La crisi del Mar Rosso è roba nostra: in ansia agricoltura e porti

Si può discutere sulle cifre, non sull’impatto pesantemente negativo della crisi del Mar Rosso. Ad esempio, c’è chi dice che la guerra degli houthi costi al settore agroalimentare 5,5 miliardi a livello di export, chi invece sostiene ‘solo’ 4. Ma sono comunque cifre enormi. Sotto pressione c’è soprattutto l’ortofrutta ma anche vino, pasta, prodotti da forno non se la passano bene. Un conto è sfruttare il canale di Suez, un conto è dover circumnavigare l’Africa e sobbarcarsi costi ulteriori di energia e di noli, un conto ancora è non poter raggiungere le rotte verso l’Asia come si faceva prima.

Un altro esempio da massima allerta sono i porti del Mediterraneo che rischiano di trovarsi tagliati fuori dai traffici commerciali. La situazione è così delicata che pure l’Ispi (Istituto per gli Studi di Politica Internazionale) nella sua newsletter sottolinea i pericoli che stiamo correndo: tra gli stretti di Bab-el-Mandeb e il Canale di Suez transita circa il 22% del commercio mondiale e se le navi non passano da lì “i porti del Mediterraneo tornano al 1868”, la citazione di una dichiarazione del presidente dell’Autorità portuale di Trieste, Zeno D’Agostino. In effetti, allungando il viaggio con la circumnavigazione dell’Africa dal Capo di Buona Speranza si passa (prendendo come esempio la rotta Singapore-Rotterdam) da 8500 a 11800 miglia, cioè da 26 a 36 giorni di navigazione. E, in particolare, non ci si affaccia più subito sul Mare Nostrum – Trieste, Genova, Gioia tauro, Piombino, Ravenna – ma diventano prioritari l’Olanda e gli scali del Nord.

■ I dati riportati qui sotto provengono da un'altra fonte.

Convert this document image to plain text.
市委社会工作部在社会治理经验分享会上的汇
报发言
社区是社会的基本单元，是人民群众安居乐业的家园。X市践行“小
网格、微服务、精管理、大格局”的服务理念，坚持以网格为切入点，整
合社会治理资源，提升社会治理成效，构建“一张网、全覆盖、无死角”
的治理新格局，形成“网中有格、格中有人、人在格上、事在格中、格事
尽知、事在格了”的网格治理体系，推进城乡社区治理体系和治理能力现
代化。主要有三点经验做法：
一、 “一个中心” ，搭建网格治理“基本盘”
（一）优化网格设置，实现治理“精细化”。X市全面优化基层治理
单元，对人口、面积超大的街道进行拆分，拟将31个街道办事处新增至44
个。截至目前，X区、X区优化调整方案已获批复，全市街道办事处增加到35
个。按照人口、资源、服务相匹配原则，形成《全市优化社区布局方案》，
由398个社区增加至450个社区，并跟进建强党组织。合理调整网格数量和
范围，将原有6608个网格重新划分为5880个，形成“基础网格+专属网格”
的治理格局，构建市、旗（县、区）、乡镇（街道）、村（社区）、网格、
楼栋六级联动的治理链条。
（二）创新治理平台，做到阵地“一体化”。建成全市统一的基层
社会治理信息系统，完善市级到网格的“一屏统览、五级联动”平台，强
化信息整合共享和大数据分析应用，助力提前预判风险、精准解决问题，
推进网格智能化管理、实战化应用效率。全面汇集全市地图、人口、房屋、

Tutto questo per dire che il Mar Rosso non è un luogo lontano ma è casa nostra, è roba nostra. Prima si risolve questa crisi, prima tornerà a sorridere un’economia già stressata dalla guerra Russia-Ucraina e dal conflitto tra Israele e Hamas. Al netto di qualsiasi analisi geopolitica, di collegamenti veri o presunti tra gli houthi e cosa sta accadendo nella striscia di Gaza, dell’ingerenza iraniana e della strategia attendista di Putin e Xi Ping, conviene che l’Europa non smetta di darsi da fare e di considerare quella zona del mondo particolarmente calda come centrale nel dibattito dell’esecutivo di Ursula von der Leyen e in quello che verrà dopo le elezioni di giugno. Se il presidio militare è indispensabile per proteggere le navi – la missione Ue Aspides che vede coinvolta in prima linea la Marina italiana – diventa dirimente l’azione diplomatica da portare avanti anche sottotraccia. Una volta noi europei eravamo bravissimi a mediare, una volta.